The president is scheduled to “talk bluntly” about what he perceives to be challenges to democracy, but the senior source would not confirm whether Mr. Biden would reference Trump by name, stating only that the current president has “not been shy about mentioning his predecessor.”

“It is not a reaction to any current events. It is a response to what he views as a moment in this country… where he feels it is his responsibility to bring to the attention of the American people the fundamental question of what kind of nation we will be and what we must do to address the threat to our democracy that he believes exists right now “The official, who was granted anonymity to discuss the speech in advance with the media, said the following:

The president will give the address in front of a few hundred invited guests outside Independence Hall, according to the White House.

Republicans, anxious to capitalize on the president’s poor support ratings and keep the spotlight on themselves, contend that Mr. Biden is breaking campaign promises to unify the nation and not disparage opponents. House Minority Leader Kevin McCarthy will argue in a speech Thursday afternoon that the president wants to “discredit hardworking Americans and give no strategy to turn our nation around from the mess Democrats have created.”

Sen. Marco Rubio, a Republican from Florida, criticized the president for breaking his Inauguration Day promise to unify the nation, citing remarks Vice President Joe Biden made at a Democratic Party event last week, in which he compared an extreme MAGA mindset to semi-fascism.

Rubio said, “Essentially, they have now erected a barrier where, if you criticize them, they will argue that you are endangering them.” “On the contrary, they do not attack Republicans. They attempt to dehumanize, slander, and tarnish Republicans by labeling Republican supporters as semi-fascists, as opposed to Republican officeholders.”

Rubio said, “When you criticize the FBI, you get all these news reports about unprecedented threats against the FBI.” “You criticize the IRS, and a few days later the IRS claims that it is suddenly being endangered.”

White House sources cautioned that his words on Thursday evening should not be seen as an overt political pitch to voters. The address will outline what the president views as challenges “not from the Republican party,” but from “MAGA Republicans and the radicalism that is a threat to our democratic ideals right now,” according to a senior administration official.

The source defined the MAGA agenda as “a movement that does not recognize free and fair elections, a movement that is increasingly advocating violence in reaction to things they disagree with or do not like, which is not how democracies function.”

The president frequently discusses how, as a twice-failed presidential candidate and former vice president, he felt compelled to run again for the Oval Office and restore the nation’s soul after the violent 2017 protests in Charlottesville, Virginia, led by white supremacists, an event that prompted him to say that there were good people on “both sides” of the violence. And he has often attempted to position his presidency at the frontline of a struggle between autocracies and democracies for global domination.
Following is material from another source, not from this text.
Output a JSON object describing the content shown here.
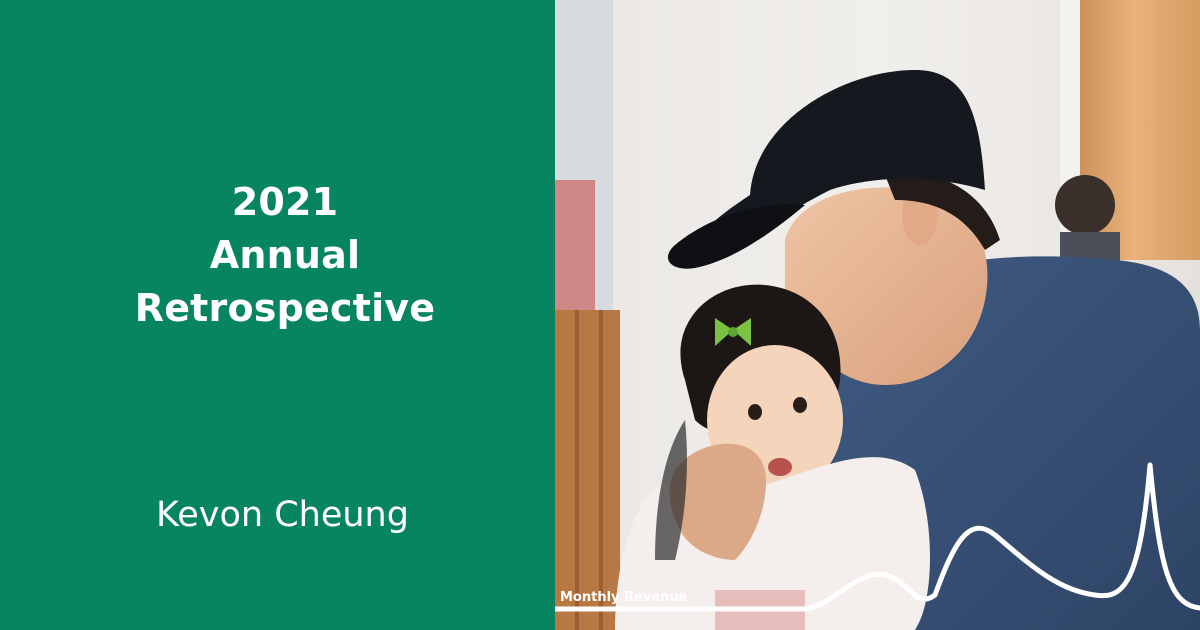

In recent weeks, however, the president’s discourse on democracy has become much more partisan and combative, including criticism of remarks made last weekend by South Carolina Republican Sen. Lindsey O. Graham, who asserted that “there will be riots in the streets” if Trump is prosecuted for alleged mishandling of classified documents.

During a rally on Tuesday in Wilkes-Barre, Pennsylvania, he asked the audience, “Did any of you believe, if you’re as old as I am, that you’ve ever seen an election in which force and political violence were acceptable?” “It is never acceptable. Never.”

This report was compiled by Jack Turman and Kathryn Watson.